Here, let's choose the second equation.
y = 2x + 7
Then let's choose the variable, y. It's already expressed in terms of the other variable, x.
y = 2x + 7
Then substitute it to the other equation:
-5x + 2y = 16
-5x + 2(2x + 7) = 16
-5x + 4x + 14 = 16
-x + 14 = 16
-x = 16 - 14
x = -2
Now that you have a value for x, substitute it to either equation and solve for y.
To use substitution to solve the system, follow these steps:
1. Solve one of the equations for one variable in terms of the other variable (choose whichever equation seems easier).
For example, in the second equation, rewrite it as y = 2x + 7.
2. Substitute the expression obtained in step 1 into the other equation. This will create a new equation with only one variable.
Using the first equation: -5x + 2(2x + 7) = 16.
3. Simplify and solve the new equation.
Simplifying the equation gives: -5x + 4x + 14 = 16.

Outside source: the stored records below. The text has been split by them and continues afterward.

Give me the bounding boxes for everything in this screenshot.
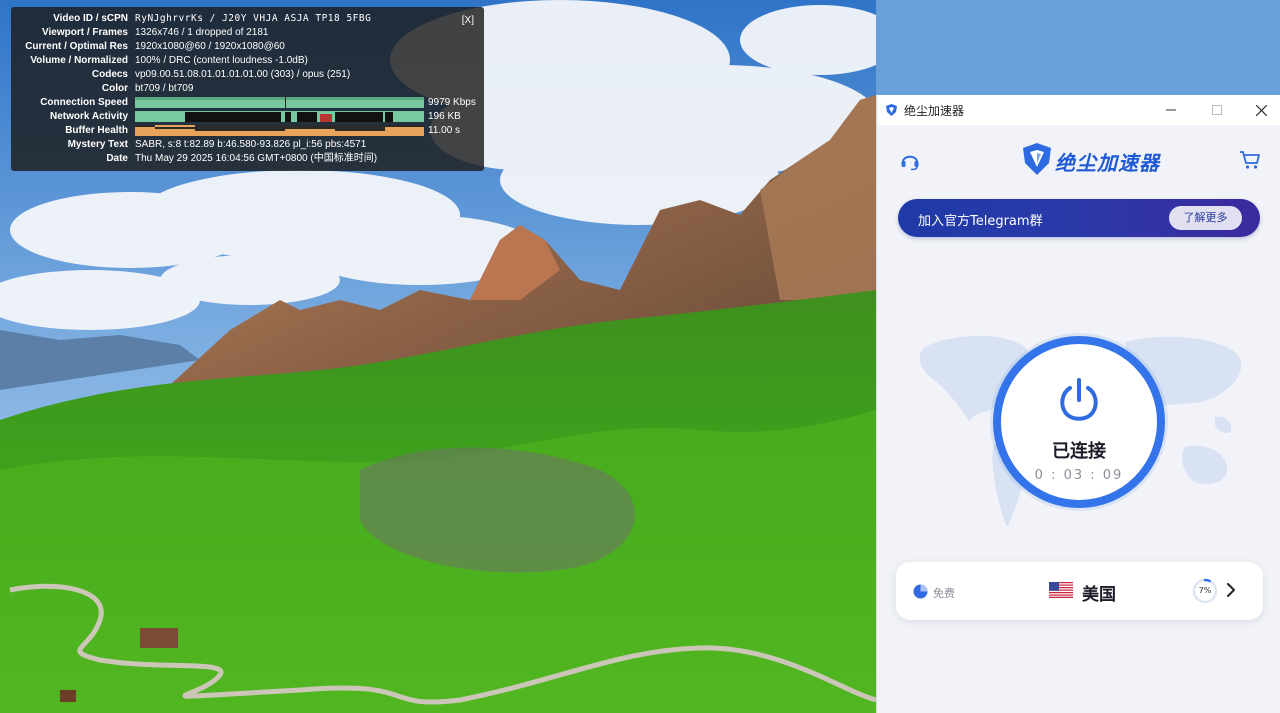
app-logo-icon xyxy=(886,104,897,116)
stats-label: Color xyxy=(101,83,128,94)
close-button[interactable] xyxy=(1239,95,1280,125)
connection-status: 已连接 xyxy=(1052,441,1106,462)
power-icon xyxy=(1060,378,1098,421)
buffer-health-graph xyxy=(135,125,424,136)
stats-label: Network Activity xyxy=(50,111,128,122)
stats-value: SABR, s:8 t:82.89 b:46.580-93.826 pl_i:5… xyxy=(135,139,367,150)
server-country: 美国 xyxy=(1082,585,1116,605)
stats-value: Thu May 29 2025 16:04:56 GMT+0800 (中国标准时… xyxy=(135,153,378,164)
stats-row-color: Color bt709 / bt709 xyxy=(11,82,451,96)
server-load-label: 7% xyxy=(1198,586,1212,595)
server-selector[interactable]: 免费 美国 7% xyxy=(896,562,1263,620)
stats-for-nerds-panel: [X] Video ID / sCPN RyNJghrvrKs / J20Y V… xyxy=(11,7,484,171)
stats-label: Volume / Normalized xyxy=(30,55,128,66)
stats-label: Video ID / sCPN xyxy=(53,13,128,24)
headset-icon[interactable] xyxy=(899,149,921,171)
stats-value: 11.00 s xyxy=(428,125,461,136)
stats-row-codecs: Codecs vp09.00.51.08.01.01.01.01.00 (303… xyxy=(11,68,451,82)
stats-label: Current / Optimal Res xyxy=(25,41,128,52)
minimize-button[interactable] xyxy=(1149,95,1193,125)
stats-value: bt709 / bt709 xyxy=(135,83,194,94)
connection-timer: 0 : 03 : 09 xyxy=(1034,468,1124,483)
stats-row-viewport: Viewport / Frames 1326x746 / 1 dropped o… xyxy=(11,26,451,40)
stats-row-network-activity: Network Activity 196 KB xyxy=(11,110,481,124)
stats-close-button[interactable]: [X] xyxy=(462,15,474,26)
stats-value: 196 KB xyxy=(428,111,461,122)
stats-label: Connection Speed xyxy=(40,97,128,108)
stats-label: Mystery Text xyxy=(67,139,128,150)
maximize-button[interactable] xyxy=(1195,95,1239,125)
stats-row-volume: Volume / Normalized 100% / DRC (content … xyxy=(11,54,451,68)
connection-speed-graph xyxy=(135,97,424,108)
chevron-right-icon xyxy=(1227,583,1235,597)
tier-label: 免费 xyxy=(933,587,955,600)
connect-toggle-button[interactable]: 已连接 0 : 03 : 09 xyxy=(993,336,1165,508)
stats-row-buffer-health: Buffer Health 11.00 s xyxy=(11,124,481,138)
maximize-icon xyxy=(1212,105,1222,115)
stats-row-mystery-text: Mystery Text SABR, s:8 t:82.89 b:46.580-… xyxy=(11,138,481,152)
stats-label: Buffer Health xyxy=(65,125,128,136)
window-title: 绝尘加速器 xyxy=(904,104,965,118)
pie-icon xyxy=(913,584,928,599)
network-activity-graph xyxy=(135,111,424,122)
minimize-icon xyxy=(1166,109,1176,111)
stats-value: 1326x746 / 1 dropped of 2181 xyxy=(135,27,269,38)
stats-row-resolution: Current / Optimal Res 1920x1080@60 / 192… xyxy=(11,40,451,54)
stats-value: 9979 Kbps xyxy=(428,97,476,108)
learn-more-button[interactable]: 了解更多 xyxy=(1169,206,1242,230)
app-window: 绝尘加速器 绝尘加速器 加入官方Telegram群 了解更多 已连接 0: 0… xyxy=(876,95,1280,713)
us-flag-icon xyxy=(1049,582,1073,598)
stats-label: Codecs xyxy=(91,69,128,80)
stats-label: Viewport / Frames xyxy=(42,27,128,38)
banner-text: 加入官方Telegram群 xyxy=(918,214,1043,229)
stats-row-connection-speed: Connection Speed 9979 Kbps xyxy=(11,96,481,110)
stats-row-date: Date Thu May 29 2025 16:04:56 GMT+0800 (… xyxy=(11,152,481,166)
telegram-banner[interactable]: 加入官方Telegram群 了解更多 xyxy=(898,199,1260,237)
stats-value: 100% / DRC (content loudness -1.0dB) xyxy=(135,55,308,66)
title-bar[interactable]: 绝尘加速器 xyxy=(877,95,1280,125)
cart-icon[interactable] xyxy=(1239,149,1261,171)
brand-name: 绝尘加速器 xyxy=(1055,151,1160,175)
close-icon xyxy=(1255,104,1267,116)
stats-value: RyNJghrvrKs / J20Y VHJA ASJA TP18 5FBG xyxy=(135,13,372,24)
stats-value: vp09.00.51.08.01.01.01.01.00 (303) / opu… xyxy=(135,69,351,80)
stats-value: 1920x1080@60 / 1920x1080@60 xyxy=(135,41,285,52)
stats-label: Date xyxy=(106,153,128,164)
shield-logo-icon xyxy=(1023,143,1051,175)
stats-row-video-id: Video ID / sCPN RyNJghrvrKs / J20Y VHJA … xyxy=(11,12,451,26)
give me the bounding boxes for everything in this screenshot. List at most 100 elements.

Combining like terms: -x + 14 = 16.
Subtracting 14 from both sides gives: -x = 2.
Multiplying both sides by -1 gives: x = -2.
4. Substitute the value of x found in step 3 back into one of the original equations to solve for the other variable.
Using the second equation: y = 2(-2) + 7.
Simplifying: y = -4 + 7.
Therefore, y = 3.
So, the solution to the system of equations is x = -2 and y = 3.